Problem 1 - Setting up a policy for the following indices
Having the test-*
indices managed by ILM on the leader cluster is great but equally we would like ILM to manage the following indices on the follower cluster too. However, we can't use the exact same policy on the follower cluster because the following index will not have the write alias and even if it did we don't want the following index to rollover on its own criteria, we want it to mirror the leader index. This means the following index needs an indication that the leader has rolled over and moved to the warm phase so the following index also knows it can move to the warm phase.
Problem 2 - The leader index and the shrink action
In ILM the shrink action allocates one copy of each shard to a single node, then performs the shrink operation and then deletes the original (un-shrunk) index and sets an alias on the new (shrunken) index with the same name as the original index. This allows the naive user to search the index as if it was still the same index but under the covers the index is a different index.
The problem when combining this with CCR is that the following index may not be completely up to date with the leader index at the point the shrink action is performed, meaning that it may suddenly discover the leader index no longer exists and not be able to progress since there is no way for it to know that the index is equivalent to the shrunken index on the leader and means that the follower and leader cluster are indefinitely out of sync.
One solution to this would be for the un-shrunken following index to delete itself and for there to be a separate auto-follow rule to sync the shrunken indices from the leader.

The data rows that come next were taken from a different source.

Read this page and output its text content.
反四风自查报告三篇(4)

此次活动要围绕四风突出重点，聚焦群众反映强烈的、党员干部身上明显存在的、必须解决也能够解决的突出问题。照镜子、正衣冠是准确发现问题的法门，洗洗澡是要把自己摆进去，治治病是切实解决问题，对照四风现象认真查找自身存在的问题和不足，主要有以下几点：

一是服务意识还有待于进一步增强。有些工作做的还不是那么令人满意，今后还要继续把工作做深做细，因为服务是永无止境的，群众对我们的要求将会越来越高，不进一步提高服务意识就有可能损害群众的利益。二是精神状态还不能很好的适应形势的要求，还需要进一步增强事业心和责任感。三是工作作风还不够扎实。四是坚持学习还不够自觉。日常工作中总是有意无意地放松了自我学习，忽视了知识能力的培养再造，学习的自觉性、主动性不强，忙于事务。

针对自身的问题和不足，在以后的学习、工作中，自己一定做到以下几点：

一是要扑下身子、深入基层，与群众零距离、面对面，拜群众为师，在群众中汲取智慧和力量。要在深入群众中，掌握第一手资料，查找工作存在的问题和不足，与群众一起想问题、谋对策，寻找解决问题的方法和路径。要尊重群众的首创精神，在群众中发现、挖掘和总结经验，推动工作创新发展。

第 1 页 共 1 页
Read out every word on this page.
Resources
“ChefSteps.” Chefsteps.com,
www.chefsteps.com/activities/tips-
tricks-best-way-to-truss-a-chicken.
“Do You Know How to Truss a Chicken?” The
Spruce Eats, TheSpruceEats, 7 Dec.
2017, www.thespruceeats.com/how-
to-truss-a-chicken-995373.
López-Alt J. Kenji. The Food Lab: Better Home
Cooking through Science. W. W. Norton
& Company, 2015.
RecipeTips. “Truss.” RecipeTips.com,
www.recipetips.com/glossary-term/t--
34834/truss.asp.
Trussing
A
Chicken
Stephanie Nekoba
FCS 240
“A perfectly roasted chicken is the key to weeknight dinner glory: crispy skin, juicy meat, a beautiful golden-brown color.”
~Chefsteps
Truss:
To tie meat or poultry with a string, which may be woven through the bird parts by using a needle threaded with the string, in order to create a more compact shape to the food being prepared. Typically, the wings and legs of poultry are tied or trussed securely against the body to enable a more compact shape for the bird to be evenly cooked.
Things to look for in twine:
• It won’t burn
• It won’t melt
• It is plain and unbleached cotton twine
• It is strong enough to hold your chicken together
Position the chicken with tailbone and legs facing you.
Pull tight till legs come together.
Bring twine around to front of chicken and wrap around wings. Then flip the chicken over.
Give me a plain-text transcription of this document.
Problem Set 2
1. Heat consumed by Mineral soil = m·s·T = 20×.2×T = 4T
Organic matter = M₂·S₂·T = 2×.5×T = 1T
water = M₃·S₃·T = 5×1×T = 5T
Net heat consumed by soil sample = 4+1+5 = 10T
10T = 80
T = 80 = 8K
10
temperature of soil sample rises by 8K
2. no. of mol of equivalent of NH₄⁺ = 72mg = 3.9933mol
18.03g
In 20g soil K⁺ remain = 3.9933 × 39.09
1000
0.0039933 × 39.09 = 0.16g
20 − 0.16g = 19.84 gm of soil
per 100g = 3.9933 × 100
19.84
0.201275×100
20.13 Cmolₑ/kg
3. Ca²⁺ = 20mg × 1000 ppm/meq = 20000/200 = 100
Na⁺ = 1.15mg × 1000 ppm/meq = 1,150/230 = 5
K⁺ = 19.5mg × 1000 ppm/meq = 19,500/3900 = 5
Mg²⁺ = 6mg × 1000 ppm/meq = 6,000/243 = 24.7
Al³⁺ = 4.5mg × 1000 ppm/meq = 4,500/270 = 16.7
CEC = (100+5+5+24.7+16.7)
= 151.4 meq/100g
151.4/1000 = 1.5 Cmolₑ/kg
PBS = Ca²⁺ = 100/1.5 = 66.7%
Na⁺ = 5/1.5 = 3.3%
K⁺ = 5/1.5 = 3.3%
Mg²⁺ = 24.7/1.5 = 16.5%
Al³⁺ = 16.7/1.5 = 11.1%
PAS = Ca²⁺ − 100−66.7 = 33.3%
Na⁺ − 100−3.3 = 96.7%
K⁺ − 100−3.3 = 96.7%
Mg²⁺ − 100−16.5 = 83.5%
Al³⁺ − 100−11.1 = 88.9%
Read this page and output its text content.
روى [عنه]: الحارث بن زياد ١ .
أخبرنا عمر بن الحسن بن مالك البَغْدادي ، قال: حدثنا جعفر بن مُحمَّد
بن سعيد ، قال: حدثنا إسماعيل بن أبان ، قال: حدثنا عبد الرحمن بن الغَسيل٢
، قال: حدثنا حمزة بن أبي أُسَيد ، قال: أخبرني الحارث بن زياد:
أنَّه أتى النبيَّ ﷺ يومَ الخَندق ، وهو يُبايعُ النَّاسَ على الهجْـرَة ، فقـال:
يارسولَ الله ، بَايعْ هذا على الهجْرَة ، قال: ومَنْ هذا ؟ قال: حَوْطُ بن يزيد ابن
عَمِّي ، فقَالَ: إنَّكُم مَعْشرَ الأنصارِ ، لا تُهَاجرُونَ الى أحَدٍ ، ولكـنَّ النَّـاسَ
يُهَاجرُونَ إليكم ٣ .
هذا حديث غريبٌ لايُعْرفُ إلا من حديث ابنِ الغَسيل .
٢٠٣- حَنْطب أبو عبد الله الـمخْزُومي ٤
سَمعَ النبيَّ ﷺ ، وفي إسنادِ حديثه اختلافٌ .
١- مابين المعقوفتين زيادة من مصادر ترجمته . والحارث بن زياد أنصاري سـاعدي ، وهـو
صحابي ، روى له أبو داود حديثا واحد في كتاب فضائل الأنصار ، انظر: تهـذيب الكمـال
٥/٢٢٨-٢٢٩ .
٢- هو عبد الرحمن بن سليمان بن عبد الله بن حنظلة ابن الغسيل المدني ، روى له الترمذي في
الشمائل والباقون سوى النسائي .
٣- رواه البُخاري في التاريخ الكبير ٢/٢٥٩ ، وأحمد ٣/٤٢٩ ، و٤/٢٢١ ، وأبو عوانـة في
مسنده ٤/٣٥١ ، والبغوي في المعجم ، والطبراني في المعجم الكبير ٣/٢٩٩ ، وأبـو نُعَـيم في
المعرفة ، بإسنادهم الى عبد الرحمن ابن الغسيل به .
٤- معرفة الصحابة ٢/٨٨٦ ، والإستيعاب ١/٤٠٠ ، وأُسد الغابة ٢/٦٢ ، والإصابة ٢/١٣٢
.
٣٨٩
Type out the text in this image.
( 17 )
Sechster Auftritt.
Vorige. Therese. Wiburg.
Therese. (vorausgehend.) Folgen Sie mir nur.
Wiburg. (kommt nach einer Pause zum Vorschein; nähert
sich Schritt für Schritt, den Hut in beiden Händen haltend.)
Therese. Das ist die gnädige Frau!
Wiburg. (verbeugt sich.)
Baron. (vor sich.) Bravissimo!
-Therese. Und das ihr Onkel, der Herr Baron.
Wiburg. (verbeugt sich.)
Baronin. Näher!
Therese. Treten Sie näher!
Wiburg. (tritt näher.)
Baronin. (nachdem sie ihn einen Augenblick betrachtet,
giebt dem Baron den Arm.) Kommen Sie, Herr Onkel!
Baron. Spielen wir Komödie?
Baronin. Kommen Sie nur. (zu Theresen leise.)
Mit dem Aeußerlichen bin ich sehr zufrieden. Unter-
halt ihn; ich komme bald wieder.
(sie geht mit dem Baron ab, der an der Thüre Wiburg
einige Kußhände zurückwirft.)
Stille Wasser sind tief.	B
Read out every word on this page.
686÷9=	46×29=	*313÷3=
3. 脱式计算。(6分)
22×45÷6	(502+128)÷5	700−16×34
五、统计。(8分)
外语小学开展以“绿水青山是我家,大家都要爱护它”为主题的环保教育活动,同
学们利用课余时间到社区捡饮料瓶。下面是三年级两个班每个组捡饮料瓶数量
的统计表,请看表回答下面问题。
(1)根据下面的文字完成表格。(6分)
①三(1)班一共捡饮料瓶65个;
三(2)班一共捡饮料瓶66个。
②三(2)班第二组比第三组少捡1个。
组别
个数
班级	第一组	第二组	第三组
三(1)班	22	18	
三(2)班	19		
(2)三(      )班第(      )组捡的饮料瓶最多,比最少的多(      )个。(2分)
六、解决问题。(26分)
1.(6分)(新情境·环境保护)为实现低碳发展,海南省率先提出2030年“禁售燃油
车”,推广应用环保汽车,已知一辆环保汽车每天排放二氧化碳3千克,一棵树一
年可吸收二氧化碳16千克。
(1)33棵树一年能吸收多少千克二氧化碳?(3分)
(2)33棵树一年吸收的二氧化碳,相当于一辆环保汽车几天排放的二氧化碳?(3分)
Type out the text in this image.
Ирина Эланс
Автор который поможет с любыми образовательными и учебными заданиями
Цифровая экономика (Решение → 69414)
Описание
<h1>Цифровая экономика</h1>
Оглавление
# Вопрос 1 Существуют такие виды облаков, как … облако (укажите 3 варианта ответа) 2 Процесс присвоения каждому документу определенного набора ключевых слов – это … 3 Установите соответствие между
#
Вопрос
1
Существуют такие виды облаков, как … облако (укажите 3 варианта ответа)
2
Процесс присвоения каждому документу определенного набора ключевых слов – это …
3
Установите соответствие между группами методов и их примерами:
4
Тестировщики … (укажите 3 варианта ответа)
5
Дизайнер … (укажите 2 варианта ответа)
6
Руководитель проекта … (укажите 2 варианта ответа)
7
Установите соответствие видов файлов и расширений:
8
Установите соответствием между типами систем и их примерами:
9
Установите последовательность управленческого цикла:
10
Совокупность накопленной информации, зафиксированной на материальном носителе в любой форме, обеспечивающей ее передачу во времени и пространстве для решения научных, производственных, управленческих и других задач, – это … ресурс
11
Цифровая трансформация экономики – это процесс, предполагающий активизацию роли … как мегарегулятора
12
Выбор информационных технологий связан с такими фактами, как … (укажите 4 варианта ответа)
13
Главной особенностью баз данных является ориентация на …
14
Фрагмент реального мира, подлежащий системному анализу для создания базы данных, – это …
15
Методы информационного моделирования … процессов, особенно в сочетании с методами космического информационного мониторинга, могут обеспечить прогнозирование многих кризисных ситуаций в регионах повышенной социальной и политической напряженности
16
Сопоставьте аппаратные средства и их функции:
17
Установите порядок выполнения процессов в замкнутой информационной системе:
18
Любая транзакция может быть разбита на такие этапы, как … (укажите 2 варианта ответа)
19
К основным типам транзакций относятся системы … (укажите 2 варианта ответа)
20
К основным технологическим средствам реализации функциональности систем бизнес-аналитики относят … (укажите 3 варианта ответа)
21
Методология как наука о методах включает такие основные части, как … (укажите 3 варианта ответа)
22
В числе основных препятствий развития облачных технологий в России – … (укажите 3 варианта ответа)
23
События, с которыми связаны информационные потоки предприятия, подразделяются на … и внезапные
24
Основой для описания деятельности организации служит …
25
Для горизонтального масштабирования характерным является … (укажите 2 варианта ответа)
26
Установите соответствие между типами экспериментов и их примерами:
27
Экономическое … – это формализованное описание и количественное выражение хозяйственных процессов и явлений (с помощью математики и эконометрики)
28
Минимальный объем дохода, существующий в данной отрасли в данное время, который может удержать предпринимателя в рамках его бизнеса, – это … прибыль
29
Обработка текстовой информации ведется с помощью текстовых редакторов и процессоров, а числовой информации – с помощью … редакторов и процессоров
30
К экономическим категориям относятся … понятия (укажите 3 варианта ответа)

The problem with this is that it requires all the follower shrunken index to be synced from scratch copying all the same data as it had already in the un-shrunken index which is a waste of resources but more importantly means there is a period where the follower cluster will actually be getting further out of sync with the leader since its thrown away the un-shrunken index and is waiting to fully sync the shrunken index from the leader.